What I’m hoping to tell the House of Lords next week about the polling fail at the general election

What I’m hoping to tell the House of Lords next week about the polling fail at the general election

Some thoughts on what I might say

A week today I’ll be travelling to Westminster where I have been invited to give evidence before the House of Lords Committee that’s carrying out a review of what went wrong with GE2017 polls.

Depending on the questioning by their Lordships I expect to make the point that the campaign had been dominated by the CON landslide narrative that had been reinforced by the May 4th local and mayoral elections where the Tories enjoyed their best night for ten years. That very much supported the general election polling at the time with CON leads of upto 20%

UKIP’s virtual wipe-out in the May 4th elections had created the widespread assumption, wrongly as it turned out, that the Tories would pick up the lion’s share of UKIP’s GE2015 votes and, accordingly, we could assume blue gains in some very unlikely constituencies.

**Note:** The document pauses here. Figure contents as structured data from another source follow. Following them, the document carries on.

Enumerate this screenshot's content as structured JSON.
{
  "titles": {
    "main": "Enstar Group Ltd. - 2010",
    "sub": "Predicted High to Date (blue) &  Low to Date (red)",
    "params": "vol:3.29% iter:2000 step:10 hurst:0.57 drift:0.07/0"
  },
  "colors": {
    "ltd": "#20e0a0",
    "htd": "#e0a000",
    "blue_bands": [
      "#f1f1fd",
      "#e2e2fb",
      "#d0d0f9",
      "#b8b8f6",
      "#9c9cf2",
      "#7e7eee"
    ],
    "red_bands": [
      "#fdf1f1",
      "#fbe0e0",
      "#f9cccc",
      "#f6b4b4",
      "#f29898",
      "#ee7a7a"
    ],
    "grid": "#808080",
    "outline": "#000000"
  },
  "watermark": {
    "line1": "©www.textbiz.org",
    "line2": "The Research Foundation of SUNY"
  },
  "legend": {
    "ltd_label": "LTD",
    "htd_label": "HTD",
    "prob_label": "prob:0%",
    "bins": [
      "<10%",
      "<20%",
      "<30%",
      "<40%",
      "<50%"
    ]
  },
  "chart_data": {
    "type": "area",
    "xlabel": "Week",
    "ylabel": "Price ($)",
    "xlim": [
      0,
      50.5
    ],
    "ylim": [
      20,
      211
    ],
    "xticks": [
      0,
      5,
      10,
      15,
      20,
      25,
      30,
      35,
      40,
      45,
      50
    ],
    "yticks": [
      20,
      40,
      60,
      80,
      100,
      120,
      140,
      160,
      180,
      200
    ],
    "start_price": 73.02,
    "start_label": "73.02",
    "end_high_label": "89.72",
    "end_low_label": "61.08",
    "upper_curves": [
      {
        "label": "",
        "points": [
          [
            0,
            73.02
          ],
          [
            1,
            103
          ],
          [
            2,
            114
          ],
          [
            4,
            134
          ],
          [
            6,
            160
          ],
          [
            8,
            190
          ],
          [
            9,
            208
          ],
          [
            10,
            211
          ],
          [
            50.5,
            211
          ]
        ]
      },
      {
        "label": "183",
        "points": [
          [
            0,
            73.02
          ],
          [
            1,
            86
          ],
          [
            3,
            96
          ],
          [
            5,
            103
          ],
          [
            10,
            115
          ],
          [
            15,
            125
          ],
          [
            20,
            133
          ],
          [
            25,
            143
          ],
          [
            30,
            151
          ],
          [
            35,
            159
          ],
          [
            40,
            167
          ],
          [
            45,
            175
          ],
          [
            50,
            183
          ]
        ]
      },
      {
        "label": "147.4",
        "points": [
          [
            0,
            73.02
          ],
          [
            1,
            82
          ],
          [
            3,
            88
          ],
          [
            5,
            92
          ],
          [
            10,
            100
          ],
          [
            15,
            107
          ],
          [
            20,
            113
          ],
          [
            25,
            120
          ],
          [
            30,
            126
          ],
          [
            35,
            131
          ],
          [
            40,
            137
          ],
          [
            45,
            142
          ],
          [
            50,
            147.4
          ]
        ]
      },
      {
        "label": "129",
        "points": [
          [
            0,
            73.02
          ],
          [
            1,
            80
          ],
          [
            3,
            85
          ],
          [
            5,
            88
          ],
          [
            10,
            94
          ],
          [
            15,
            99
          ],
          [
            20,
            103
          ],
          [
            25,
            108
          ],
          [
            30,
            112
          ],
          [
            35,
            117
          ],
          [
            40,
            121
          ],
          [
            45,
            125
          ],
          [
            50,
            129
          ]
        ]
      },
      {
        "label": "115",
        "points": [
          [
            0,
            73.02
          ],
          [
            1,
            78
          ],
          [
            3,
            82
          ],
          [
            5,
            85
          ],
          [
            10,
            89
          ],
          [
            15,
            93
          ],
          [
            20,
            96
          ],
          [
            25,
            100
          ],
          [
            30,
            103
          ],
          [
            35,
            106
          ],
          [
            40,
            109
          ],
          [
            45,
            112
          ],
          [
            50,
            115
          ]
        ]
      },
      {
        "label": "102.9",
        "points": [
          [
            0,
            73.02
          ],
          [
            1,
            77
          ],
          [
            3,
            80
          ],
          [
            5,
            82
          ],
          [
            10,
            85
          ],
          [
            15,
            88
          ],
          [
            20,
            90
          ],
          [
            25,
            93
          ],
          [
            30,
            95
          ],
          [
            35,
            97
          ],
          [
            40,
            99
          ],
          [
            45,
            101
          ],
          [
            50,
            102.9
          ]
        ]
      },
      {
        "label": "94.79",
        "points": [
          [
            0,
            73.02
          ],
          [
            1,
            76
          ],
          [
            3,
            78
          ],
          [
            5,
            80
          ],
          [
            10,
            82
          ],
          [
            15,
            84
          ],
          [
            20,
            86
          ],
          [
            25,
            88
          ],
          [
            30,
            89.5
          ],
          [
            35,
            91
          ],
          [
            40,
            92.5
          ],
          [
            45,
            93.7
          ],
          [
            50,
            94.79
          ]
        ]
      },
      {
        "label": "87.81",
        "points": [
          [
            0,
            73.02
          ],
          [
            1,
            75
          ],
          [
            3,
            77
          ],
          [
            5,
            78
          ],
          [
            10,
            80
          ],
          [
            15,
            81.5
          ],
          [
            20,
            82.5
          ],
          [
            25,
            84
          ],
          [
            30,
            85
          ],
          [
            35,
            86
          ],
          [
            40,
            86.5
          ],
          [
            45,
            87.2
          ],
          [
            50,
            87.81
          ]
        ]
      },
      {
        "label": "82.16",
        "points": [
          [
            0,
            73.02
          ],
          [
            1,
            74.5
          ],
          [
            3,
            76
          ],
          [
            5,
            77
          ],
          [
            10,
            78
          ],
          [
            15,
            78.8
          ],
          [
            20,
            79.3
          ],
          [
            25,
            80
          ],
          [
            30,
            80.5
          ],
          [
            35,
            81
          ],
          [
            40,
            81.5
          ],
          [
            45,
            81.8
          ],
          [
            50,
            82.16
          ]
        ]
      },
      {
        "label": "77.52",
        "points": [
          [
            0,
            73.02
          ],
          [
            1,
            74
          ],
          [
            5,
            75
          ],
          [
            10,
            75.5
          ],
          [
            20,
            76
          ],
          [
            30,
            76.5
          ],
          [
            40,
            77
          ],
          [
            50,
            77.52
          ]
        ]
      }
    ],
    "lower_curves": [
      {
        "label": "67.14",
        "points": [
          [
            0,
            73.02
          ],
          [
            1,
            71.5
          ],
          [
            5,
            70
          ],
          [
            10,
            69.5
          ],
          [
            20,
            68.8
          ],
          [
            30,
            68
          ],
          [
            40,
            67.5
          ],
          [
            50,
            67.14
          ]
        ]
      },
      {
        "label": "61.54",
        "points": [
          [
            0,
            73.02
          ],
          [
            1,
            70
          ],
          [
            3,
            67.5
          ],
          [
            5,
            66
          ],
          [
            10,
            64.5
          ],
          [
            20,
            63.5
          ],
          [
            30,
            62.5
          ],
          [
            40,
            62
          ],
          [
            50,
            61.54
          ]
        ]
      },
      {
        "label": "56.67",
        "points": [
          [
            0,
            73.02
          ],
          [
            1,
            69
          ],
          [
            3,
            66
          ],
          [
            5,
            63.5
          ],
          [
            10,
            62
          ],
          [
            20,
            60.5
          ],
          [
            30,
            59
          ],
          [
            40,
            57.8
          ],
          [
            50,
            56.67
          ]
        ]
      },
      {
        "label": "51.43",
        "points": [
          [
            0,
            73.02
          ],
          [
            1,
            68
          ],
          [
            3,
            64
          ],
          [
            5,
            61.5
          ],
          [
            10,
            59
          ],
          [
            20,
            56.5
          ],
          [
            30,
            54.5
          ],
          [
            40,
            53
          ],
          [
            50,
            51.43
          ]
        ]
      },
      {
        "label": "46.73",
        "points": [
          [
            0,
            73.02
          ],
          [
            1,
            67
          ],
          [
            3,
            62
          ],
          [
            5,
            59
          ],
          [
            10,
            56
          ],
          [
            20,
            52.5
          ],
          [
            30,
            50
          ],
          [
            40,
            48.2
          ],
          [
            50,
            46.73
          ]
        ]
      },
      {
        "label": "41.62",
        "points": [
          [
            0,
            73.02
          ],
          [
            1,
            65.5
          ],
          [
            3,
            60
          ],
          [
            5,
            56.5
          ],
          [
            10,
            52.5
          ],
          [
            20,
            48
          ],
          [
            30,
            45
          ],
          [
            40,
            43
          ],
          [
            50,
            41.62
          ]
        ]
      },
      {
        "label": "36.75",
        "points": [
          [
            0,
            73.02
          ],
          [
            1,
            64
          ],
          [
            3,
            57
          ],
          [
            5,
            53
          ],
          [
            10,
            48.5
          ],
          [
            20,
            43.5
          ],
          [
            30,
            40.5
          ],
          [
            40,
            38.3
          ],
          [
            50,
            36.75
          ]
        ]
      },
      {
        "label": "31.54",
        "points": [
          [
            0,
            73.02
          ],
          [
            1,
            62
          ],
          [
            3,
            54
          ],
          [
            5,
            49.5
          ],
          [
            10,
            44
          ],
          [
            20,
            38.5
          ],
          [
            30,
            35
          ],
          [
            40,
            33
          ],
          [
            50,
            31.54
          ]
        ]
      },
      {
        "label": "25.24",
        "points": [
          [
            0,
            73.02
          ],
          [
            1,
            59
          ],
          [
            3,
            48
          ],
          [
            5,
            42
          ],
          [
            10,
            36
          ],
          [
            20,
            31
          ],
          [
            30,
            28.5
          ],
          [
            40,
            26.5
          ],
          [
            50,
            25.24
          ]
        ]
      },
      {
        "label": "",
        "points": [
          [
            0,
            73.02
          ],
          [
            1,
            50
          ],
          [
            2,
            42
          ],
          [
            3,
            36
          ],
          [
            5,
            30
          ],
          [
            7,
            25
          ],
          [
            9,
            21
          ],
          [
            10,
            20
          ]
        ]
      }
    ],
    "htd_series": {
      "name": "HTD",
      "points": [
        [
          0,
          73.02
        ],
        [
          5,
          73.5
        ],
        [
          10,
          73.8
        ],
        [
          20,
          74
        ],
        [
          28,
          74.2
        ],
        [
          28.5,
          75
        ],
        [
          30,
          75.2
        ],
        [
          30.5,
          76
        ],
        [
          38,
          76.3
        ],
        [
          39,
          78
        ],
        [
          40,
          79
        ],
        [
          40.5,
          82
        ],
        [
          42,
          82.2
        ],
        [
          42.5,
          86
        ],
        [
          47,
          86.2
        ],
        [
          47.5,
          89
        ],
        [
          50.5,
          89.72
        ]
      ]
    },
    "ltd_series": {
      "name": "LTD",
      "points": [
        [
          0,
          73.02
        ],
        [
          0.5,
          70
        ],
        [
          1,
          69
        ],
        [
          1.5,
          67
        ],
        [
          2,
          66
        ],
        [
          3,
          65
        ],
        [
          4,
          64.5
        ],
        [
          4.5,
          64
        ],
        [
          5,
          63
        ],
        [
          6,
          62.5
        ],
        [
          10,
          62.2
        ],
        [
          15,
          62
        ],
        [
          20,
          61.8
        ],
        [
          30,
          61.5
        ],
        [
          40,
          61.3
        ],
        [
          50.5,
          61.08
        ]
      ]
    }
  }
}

A second theme that ran very strongly was, based on GE2015, that the polls always understated the Tories. So if there was a range of GE2017 polls with similar fieldwork dates then the ones with the best CON position should be given the most credence. The polls that had it much closer like Survation and the YouGov model were dismissed as outliers.

It was in this context that many of the pollsters felt confident that their post GE2015 changes, particularly on turnout modelling, had been correct.

The mood just before the election was very much reflected in the Andrew Neil’s interview with Survation’s Damian Lyon Lowe about his polling that pointed to a hung parliament.

    I am hoping to make the point about my long-standing view that leader ratings (not the best PM numbers) should be given much more emphasis and have in the past proved more reliable.

Thus in June the leader ratings had moved sharply away from Mrs. May to Mr. Corbyn in the final few days. This made GE2017 like the GE1992 and GE2015 polling fails when this data had given much better pointers to the final outcomes than the pollsters’ voting intention numbers. Thus at the start of the campaign Mrs. May had a net +17 well/badly score with YouGov. By polling day that was down to a net minus 5. Clearly something was happening.